From a bandwidth perspective, 802.11ax could scale to 10 Gbps and beyond when the standard is completed. The higher bandwidth will be achieved by way of innovations in multi-user techniques.

“802.11n introduced spatial multi-plexing, where multiple antennas can talk to the same device, and 802.11ac introduced the ability to talk to multiple devices simultaneously using different spatial streams,” Stephens said. “802.11ax introduces the reverse of that, where the access point coordinates transmissions from multiple stations simultaneously.”

802.11ax also presents a technique that will divide a frequency channel into small slices, on which devices will transmit their part of the message on that slice. That technique will make use of optimized slices for each particular device. The slicing technique also promises to offer greater range than 802.11ac.

The 802.11ax specification could also serve to further enable the Internet of Things (IoT) to improve range, though Stephen noted that today IEEE also has the 802.11ah specification, which makes use of the 900 MHz spectrum for IoT.

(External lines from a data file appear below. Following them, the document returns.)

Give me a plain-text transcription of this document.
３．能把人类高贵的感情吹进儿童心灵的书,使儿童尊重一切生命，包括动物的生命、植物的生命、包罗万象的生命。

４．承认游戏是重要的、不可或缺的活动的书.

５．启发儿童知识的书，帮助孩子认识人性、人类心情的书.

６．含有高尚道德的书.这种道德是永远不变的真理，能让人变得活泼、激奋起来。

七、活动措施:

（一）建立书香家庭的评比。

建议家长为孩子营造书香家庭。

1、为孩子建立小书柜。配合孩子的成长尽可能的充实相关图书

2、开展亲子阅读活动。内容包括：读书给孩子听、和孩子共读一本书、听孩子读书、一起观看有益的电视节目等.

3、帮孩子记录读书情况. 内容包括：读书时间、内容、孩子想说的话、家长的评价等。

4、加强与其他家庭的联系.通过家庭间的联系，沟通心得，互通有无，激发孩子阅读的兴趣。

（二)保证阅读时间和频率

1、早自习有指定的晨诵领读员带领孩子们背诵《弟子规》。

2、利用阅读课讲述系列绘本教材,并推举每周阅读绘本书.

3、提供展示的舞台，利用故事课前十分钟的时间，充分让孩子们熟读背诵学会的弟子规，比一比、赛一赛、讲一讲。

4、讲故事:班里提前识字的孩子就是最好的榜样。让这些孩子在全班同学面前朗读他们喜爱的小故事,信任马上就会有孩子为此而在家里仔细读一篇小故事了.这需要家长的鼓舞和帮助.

From a timeline perspective, 802.11ax is still years away from being a formal specification and might not be ready for market until March of 2019.

Overall, Stephens commented that there is huge pressure on spectrum already today, and data usage on WiFi continues to grow. It’s a process that the 802.11 WiFi standard understands and scales for.

“Since we started only one megabit of throughput back in 1997 with the first 802.11 standard, until 802.11ax is a 10,000 fold increase in throughput,” Stephens said.